Wenn man deine Begleitung anstatt dich anspricht, sage direkt, dass du deine Begleitung nur deswegen mit hast, weil du dich dann sicherer fühlst. Erwähne aber auch, dass du noch voll zurechnungsfähig bist und es sich nicht um einen Beistand im rechtlichen Sinne handelt, sondern einfach jemand, der dich zum Arzt begleitet, weil ihr ohnehin anschließend noch woanders gemeinsam hingehen wolltet, und es daher also einfach passte. Sage nichts davon, dass diese Person als „Zeuge“ oder so was in der Art mitgeht. 😉
Bitte die Sprechstundenhilfe, dich 2 Minuten vor dem Termin auf deinem Handy anzuklingeln (und sag auch, dass du nicht rangehen wirst, damit nicht das Kostenargument kommt). Die sollen einfach ein, zwei mal klingeln lassen, und du stehst dann bei denen zwei Minuten später auf der Matte, bereit für die Behandlung. Verlasse das Gebäude, gehe auf die Straße, irgend wo hin, wo es akut nicht so hektisch hingeht, aber bleibe eben so nah am Gebäude, dass du dann wirklich in zwei Minuten da sein kannst.

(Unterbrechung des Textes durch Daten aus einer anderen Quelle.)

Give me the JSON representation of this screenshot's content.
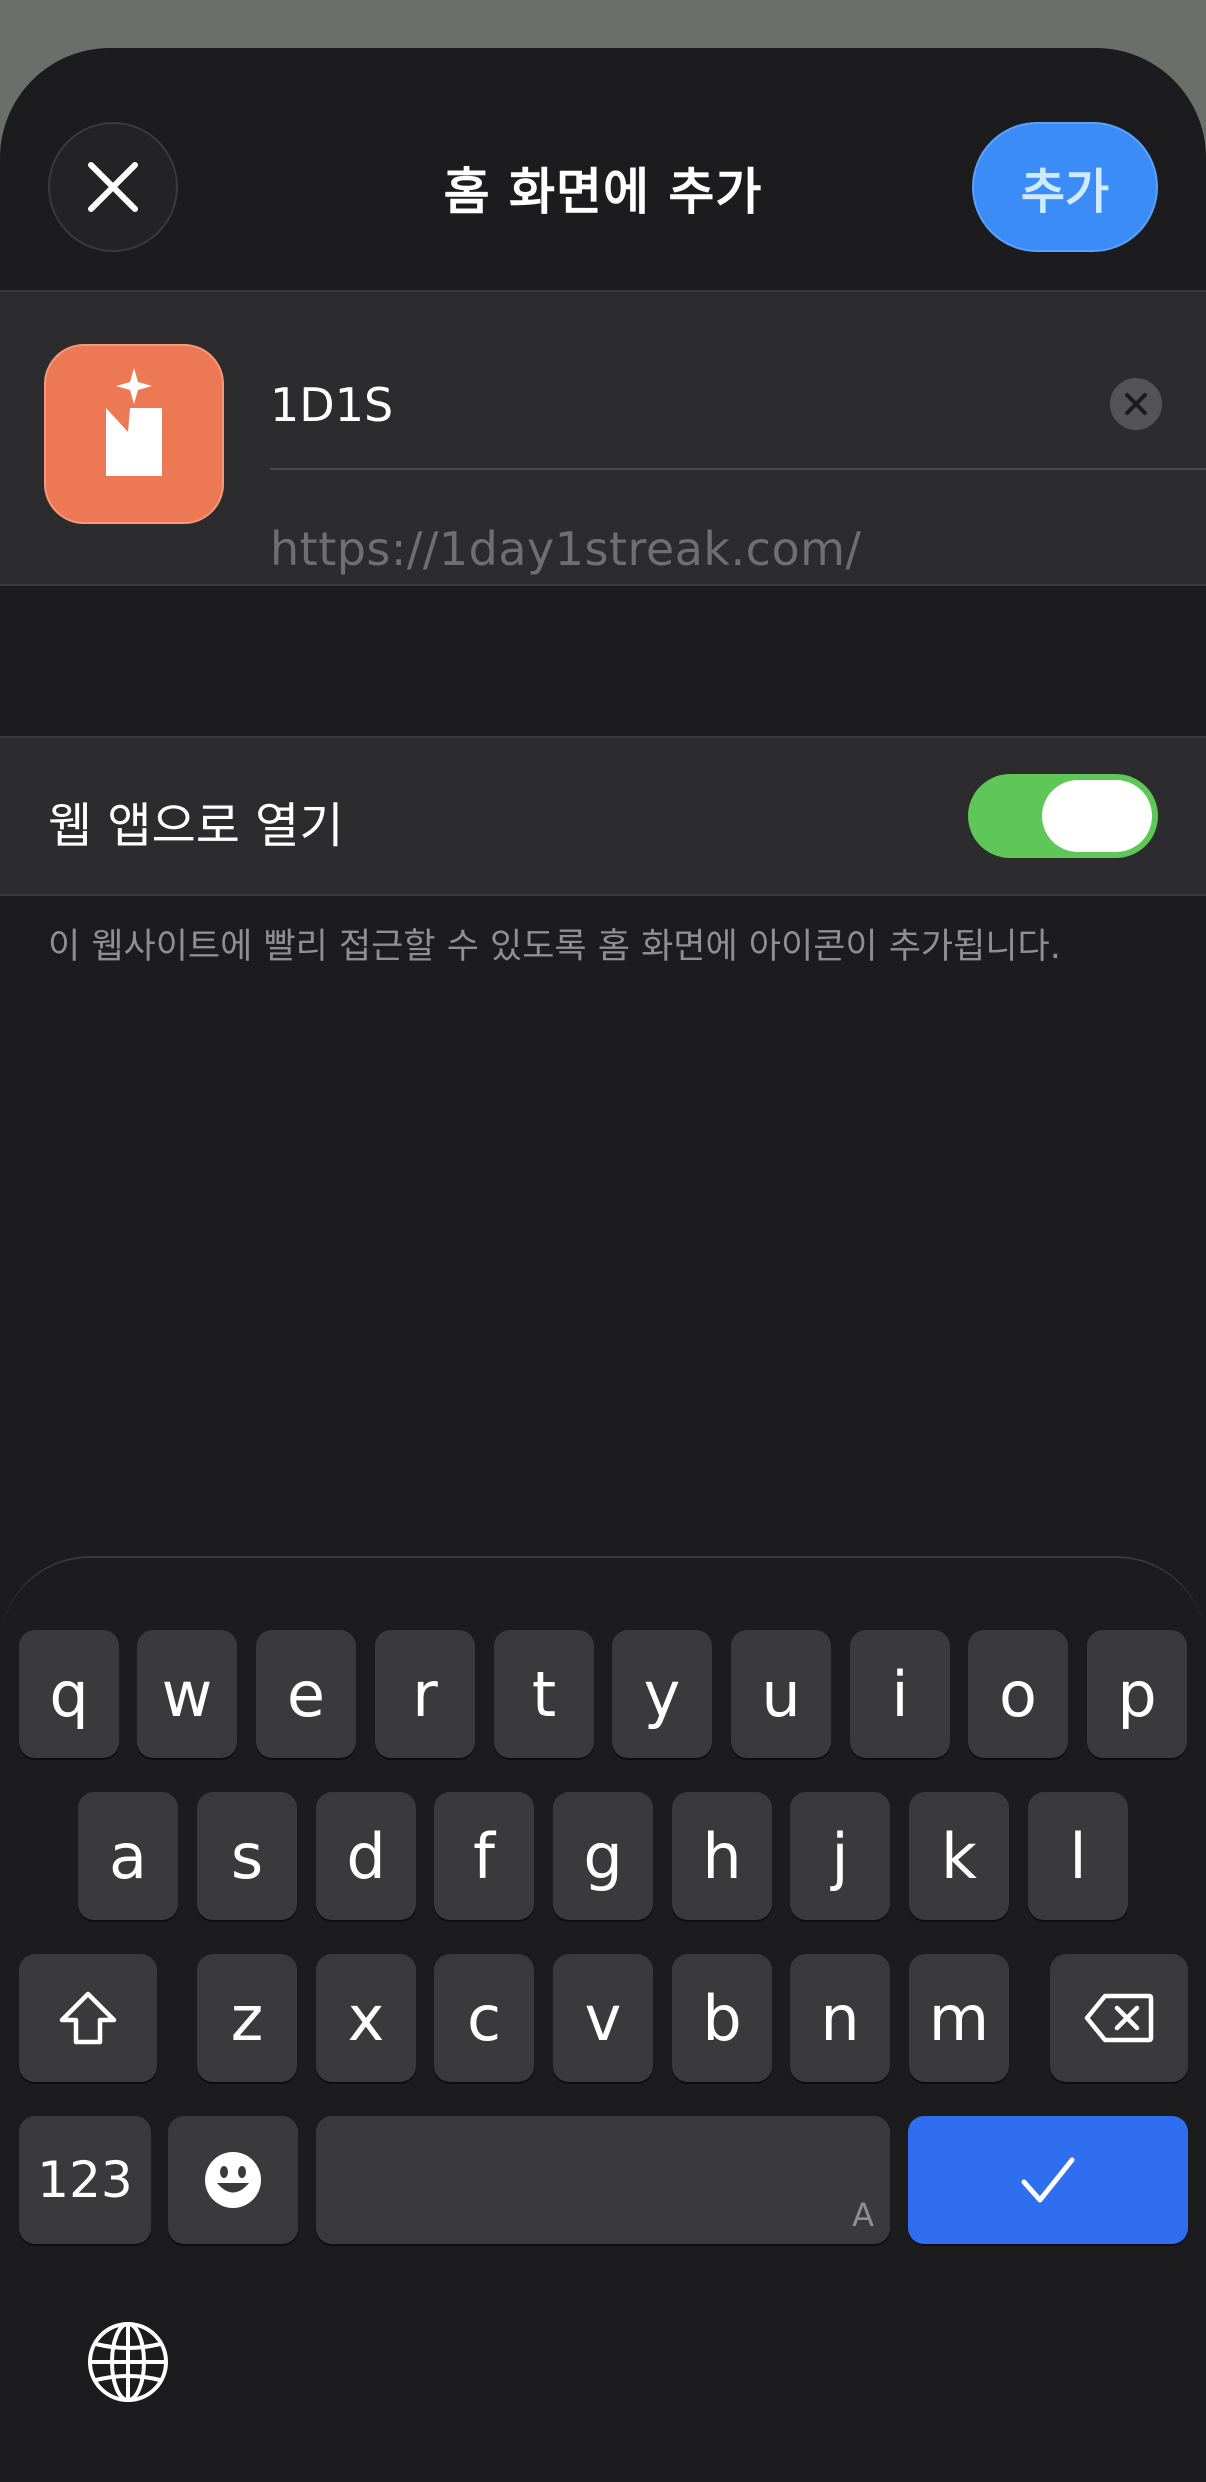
{
  "header": {
    "title": "홈 화면에 추가",
    "close_icon": "close-icon",
    "add_label": "추가",
    "accent_color": "#3b8cf6"
  },
  "bookmark": {
    "name_value": "1D1S",
    "url": "https://1day1streak.com/",
    "icon_color": "#ed7954",
    "clear_icon": "clear-circle-icon"
  },
  "web_app": {
    "label": "웹 앱으로 열기",
    "toggle_on": true,
    "toggle_color": "#5fc758"
  },
  "footnote": "이 웹사이트에 빨리 접근할 수 있도록 홈 화면에 아이콘이 추가됩니다.",
  "keyboard": {
    "row1": [
      "q",
      "w",
      "e",
      "r",
      "t",
      "y",
      "u",
      "i",
      "o",
      "p"
    ],
    "row2": [
      "a",
      "s",
      "d",
      "f",
      "g",
      "h",
      "j",
      "k",
      "l"
    ],
    "row3": [
      "z",
      "x",
      "c",
      "v",
      "b",
      "n",
      "m"
    ],
    "numbers_label": "123",
    "space_hint": "A",
    "shift_icon": "shift-icon",
    "delete_icon": "delete-icon",
    "emoji_icon": "emoji-icon",
    "return_icon": "checkmark-icon",
    "globe_icon": "globe-icon"
  }
}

Und besprech mit deiner Begleitung diese Dinge, damit sie dich schon beim Vorbringen dieser Punkte entsprechend unterstützen kann.

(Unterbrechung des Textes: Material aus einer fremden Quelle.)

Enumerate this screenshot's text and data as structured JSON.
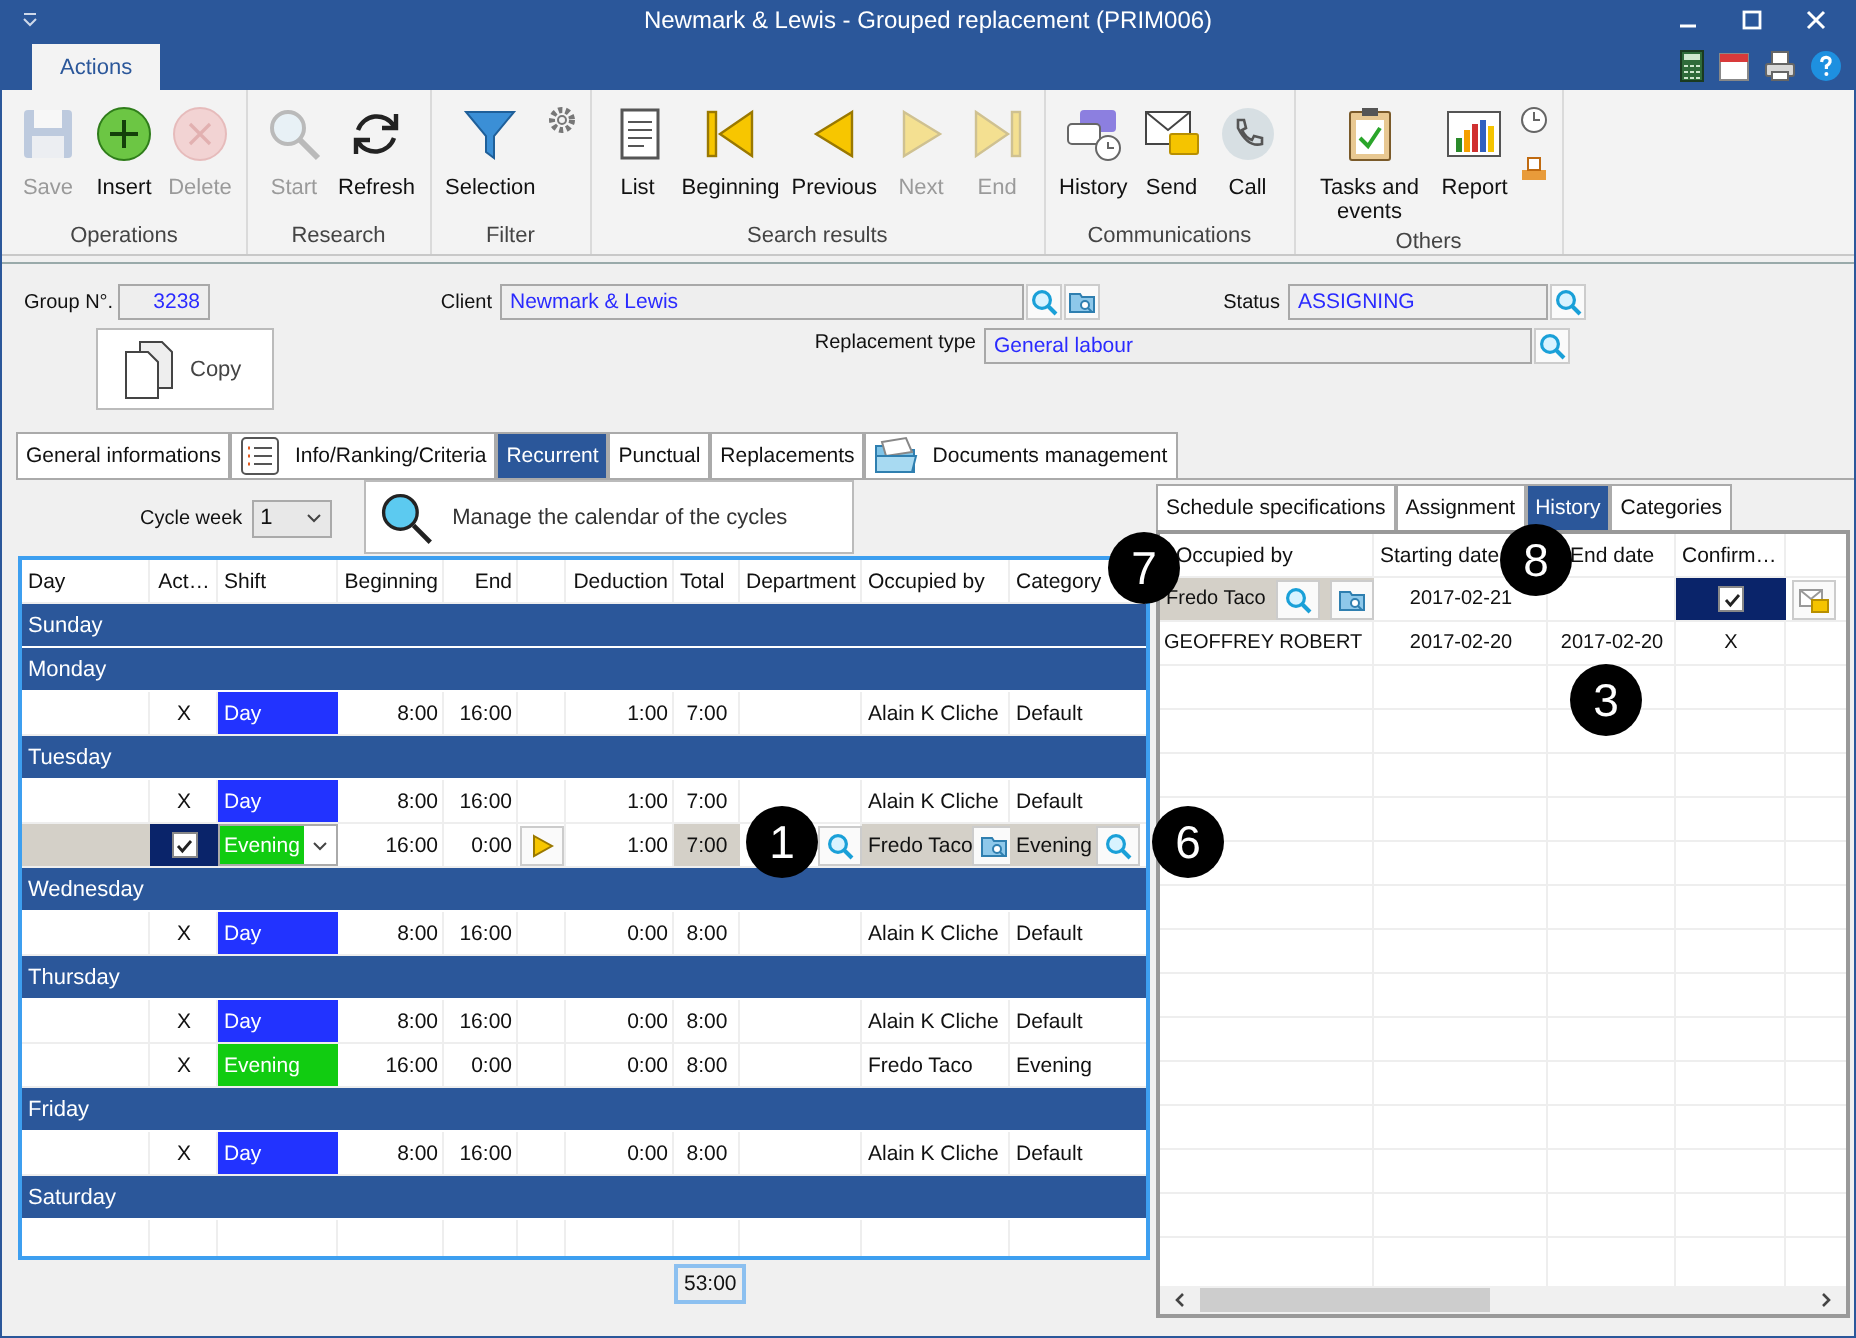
{
  "window": {
    "title": "Newmark & Lewis - Grouped replacement (PRIM006)"
  },
  "ribbon": {
    "tabs": [
      {
        "label": "Actions",
        "selected": true
      }
    ],
    "groups": [
      {
        "label": "Operations",
        "buttons": [
          {
            "kind": "save",
            "label": "Save",
            "disabled": true
          },
          {
            "kind": "insert",
            "label": "Insert",
            "disabled": false
          },
          {
            "kind": "delete",
            "label": "Delete",
            "disabled": true
          }
        ]
      },
      {
        "label": "Research",
        "buttons": [
          {
            "kind": "search",
            "label": "Start",
            "disabled": true
          },
          {
            "kind": "refresh",
            "label": "Refresh",
            "disabled": false
          }
        ]
      },
      {
        "label": "Filter",
        "buttons": [
          {
            "kind": "funnel",
            "label": "Selection",
            "disabled": false
          },
          {
            "kind": "gear",
            "disabled": false
          }
        ]
      },
      {
        "label": "Search results",
        "buttons": [
          {
            "kind": "list",
            "label": "List",
            "disabled": false
          },
          {
            "kind": "beginning",
            "label": "Beginning",
            "disabled": false
          },
          {
            "kind": "previous",
            "label": "Previous",
            "disabled": false
          },
          {
            "kind": "next",
            "label": "Next",
            "disabled": true
          },
          {
            "kind": "end",
            "label": "End",
            "disabled": true
          }
        ]
      },
      {
        "label": "Communications",
        "buttons": [
          {
            "kind": "history",
            "label": "History",
            "disabled": false
          },
          {
            "kind": "send",
            "label": "Send",
            "disabled": false
          },
          {
            "kind": "call",
            "label": "Call",
            "disabled": false
          }
        ]
      },
      {
        "label": "Others",
        "buttons": [
          {
            "kind": "tasks",
            "label": "Tasks and events",
            "disabled": false
          },
          {
            "kind": "report",
            "label": "Report",
            "disabled": false
          },
          {
            "kind": "clock",
            "disabled": false
          },
          {
            "kind": "tray",
            "disabled": false
          }
        ]
      }
    ]
  },
  "form": {
    "group_no": {
      "label": "Group N°.",
      "value": "3238"
    },
    "client": {
      "label": "Client",
      "value": "Newmark & Lewis"
    },
    "status": {
      "label": "Status",
      "value": "ASSIGNING"
    },
    "copy_button": {
      "label": "Copy"
    },
    "replacement_type": {
      "label": "Replacement type",
      "value": "General labour"
    }
  },
  "tabs": [
    {
      "label": "General informations",
      "kind": "plain",
      "selected": false
    },
    {
      "label": "Info/Ranking/Criteria",
      "kind": "list",
      "selected": false
    },
    {
      "label": "Recurrent",
      "kind": "plain",
      "selected": true
    },
    {
      "label": "Punctual",
      "kind": "plain",
      "selected": false
    },
    {
      "label": "Replacements",
      "kind": "plain",
      "selected": false
    },
    {
      "label": "Documents management",
      "kind": "folder",
      "selected": false
    }
  ],
  "recurrent": {
    "cycle_week": {
      "label": "Cycle week",
      "value": "1"
    },
    "calendar_button": {
      "label": "Manage the calendar of the cycles"
    },
    "columns": [
      "Day",
      "Act…",
      "Shift",
      "Beginning",
      "End",
      "Deduction",
      "Total",
      "Department",
      "Occupied by",
      "Category"
    ],
    "rows": [
      {
        "kind": "day",
        "label": "Sunday"
      },
      {
        "kind": "day",
        "label": "Monday"
      },
      {
        "kind": "shift",
        "active": "X",
        "shift": "Day",
        "color": "#2233ff",
        "beginning": "8:00",
        "end": "16:00",
        "deduction": "1:00",
        "total": "7:00",
        "occupied_by": "Alain K Cliche",
        "category": "Default"
      },
      {
        "kind": "day",
        "label": "Tuesday"
      },
      {
        "kind": "shift",
        "active": "X",
        "shift": "Day",
        "color": "#2233ff",
        "beginning": "8:00",
        "end": "16:00",
        "deduction": "1:00",
        "total": "7:00",
        "occupied_by": "Alain K Cliche",
        "category": "Default"
      },
      {
        "kind": "edit",
        "checked": true,
        "shift": "Evening",
        "color": "#11cc11",
        "beginning": "16:00",
        "end": "0:00",
        "deduction": "1:00",
        "total": "7:00",
        "occupied_by": "Fredo Taco",
        "category": "Evening"
      },
      {
        "kind": "day",
        "label": "Wednesday"
      },
      {
        "kind": "shift",
        "active": "X",
        "shift": "Day",
        "color": "#2233ff",
        "beginning": "8:00",
        "end": "16:00",
        "deduction": "0:00",
        "total": "8:00",
        "occupied_by": "Alain K Cliche",
        "category": "Default"
      },
      {
        "kind": "day",
        "label": "Thursday"
      },
      {
        "kind": "shift",
        "active": "X",
        "shift": "Day",
        "color": "#2233ff",
        "beginning": "8:00",
        "end": "16:00",
        "deduction": "0:00",
        "total": "8:00",
        "occupied_by": "Alain K Cliche",
        "category": "Default"
      },
      {
        "kind": "shift",
        "active": "X",
        "shift": "Evening",
        "color": "#11cc11",
        "beginning": "16:00",
        "end": "0:00",
        "deduction": "0:00",
        "total": "8:00",
        "occupied_by": "Fredo Taco",
        "category": "Evening"
      },
      {
        "kind": "day",
        "label": "Friday"
      },
      {
        "kind": "shift",
        "active": "X",
        "shift": "Day",
        "color": "#2233ff",
        "beginning": "8:00",
        "end": "16:00",
        "deduction": "0:00",
        "total": "8:00",
        "occupied_by": "Alain K Cliche",
        "category": "Default"
      },
      {
        "kind": "day",
        "label": "Saturday"
      }
    ],
    "total": "53:00"
  },
  "detail": {
    "tabs": [
      {
        "label": "Schedule specifications",
        "selected": false
      },
      {
        "label": "Assignment",
        "selected": false
      },
      {
        "label": "History",
        "selected": true
      },
      {
        "label": "Categories",
        "selected": false
      }
    ],
    "columns": [
      "Occupied by",
      "Starting date",
      "End date",
      "Confirm…"
    ],
    "rows": [
      {
        "kind": "edit",
        "occupied_by": "Fredo Taco",
        "starting_date": "2017-02-21",
        "checked": true
      },
      {
        "kind": "plain",
        "occupied_by": "GEOFFREY ROBERT",
        "starting_date": "2017-02-20",
        "end_date": "2017-02-20",
        "confirmed": "X"
      }
    ]
  },
  "callouts": [
    "1",
    "6",
    "7",
    "8",
    "3"
  ]
}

So handhabe ich das zumindest bei meinen Arztbesuchen, speziell, wenn es ein neuer Arzt ist…
Aber zögere notwendige Arztbesuche nicht länger hinaus, es ist dein Körper. Sage ich dir als jemand, der ungefähr seit einem halben Jahr zum Zahnarzt müsste. Und dessen Haare so langsam die Augen verdecken, weil ich das Haareschneiden nicht mag. 😉
Aber Dein Körper weiß leider nicht, dass du eine andere Körperwahrnehmung hast – der geht trotzdem genauso wie bei „normalen“ Menschen kaputt, wenn man ihn nicht gelegentlich wieder repariert – auch wenn es akut dann gerade nicht sehr weh tun mag, die Probleme sind ja trotzdem da.
Gute Handlungsstrategien!
Danke für den Link.
@ Mädel
bitte achte auf Dich. Und mach einen Termin beim Arzt.
Ich bin auch prima im Ausreden „erfinden“, nicht zum Arzt zu gehen. Aber es hilft halt nicht.

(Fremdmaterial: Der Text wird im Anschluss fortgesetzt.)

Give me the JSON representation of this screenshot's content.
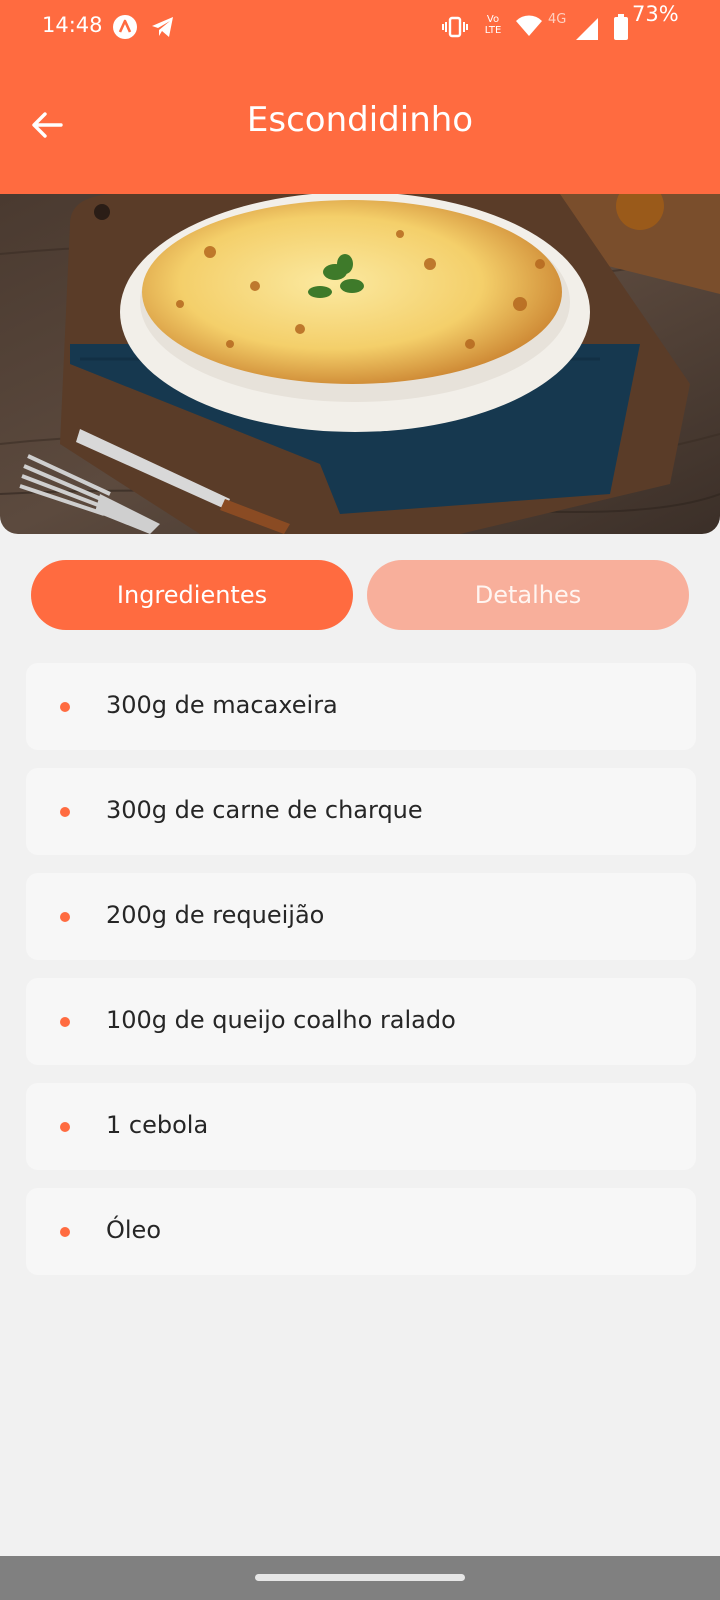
{
  "status_bar": {
    "time": "14:48",
    "battery_percent": "73%",
    "network_label": "4G",
    "volte_label": "Vo LTE",
    "icons": [
      "app-icon",
      "telegram-icon",
      "vibrate-icon",
      "volte-icon",
      "wifi-icon",
      "signal-icon",
      "battery-icon"
    ]
  },
  "header": {
    "title": "Escondidinho",
    "back_icon": "arrow-left-icon",
    "background_color": "#ff6b40"
  },
  "tabs": [
    {
      "label": "Ingredientes",
      "active": true
    },
    {
      "label": "Detalhes",
      "active": false
    }
  ],
  "ingredients": [
    "300g de macaxeira",
    "300g de carne de charque",
    "200g de requeijão",
    "100g de queijo coalho ralado",
    "1 cebola",
    "Óleo"
  ],
  "colors": {
    "accent": "#ff6b40",
    "inactive_tab": "#f8af9b",
    "page_bg": "#f1f1f1",
    "card_bg": "#f7f7f7"
  }
}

So haben meine Zähne doch gelitten durch die Arztabstinenz und meine Augen haben wir deutlich signalisiert, da ist was geh….
Ich wünsch Dir etwas Mut und einen verständnisvollen Arzt!
Liebe Grüße
Anita
Vielleicht ist es auch nützlich, mit dem Ärzte-Merkblatt, das auf aspies.de mal entwickelt wurde, auf sich aufmerksam zu machen.
den habe ich ihm schon längst gegeben
Oops, ich sehe gerade, dass auf dem obigen Link, http://www.patientenbeauftragter.de/front_content.php?idart=77 , auch unser Flyer als zweiter von oben aufgeführt und zum Download angeboten ist.
Wie wäre es wenn du ein Schmerztagebuch führst. Deine Schmerzen in den akuten Momenten aufschreibst (genaue Beschreibung) und das dann mit zu deinem Arzt nimmst.
wäre eine Idee
Aber dann mal los! Wozu gibt es Ärzte? 🙂
Das Problem ist mir sehr bekannt und ich gehe mittlerweile nur noch mit einer Liste zum Arzt, auf der steht, was ich sagen möchte. Vielleicht würde es sich lohnen, einen anderen, evtl weiter entfernten Arzt aufzusuchen? Meine Ausbildung machte ich in einer orthopädischen Praxis und ich kann sagen, dass es auch Ärzte gibt, die zuhören, nur berühren, wenn es nötig ist und die sich auf Patienten einstellen können. Gerade beim Knie riskiert man langwierige, schwere Schäden, wenn man nicht behandelt.
Gute Besserung!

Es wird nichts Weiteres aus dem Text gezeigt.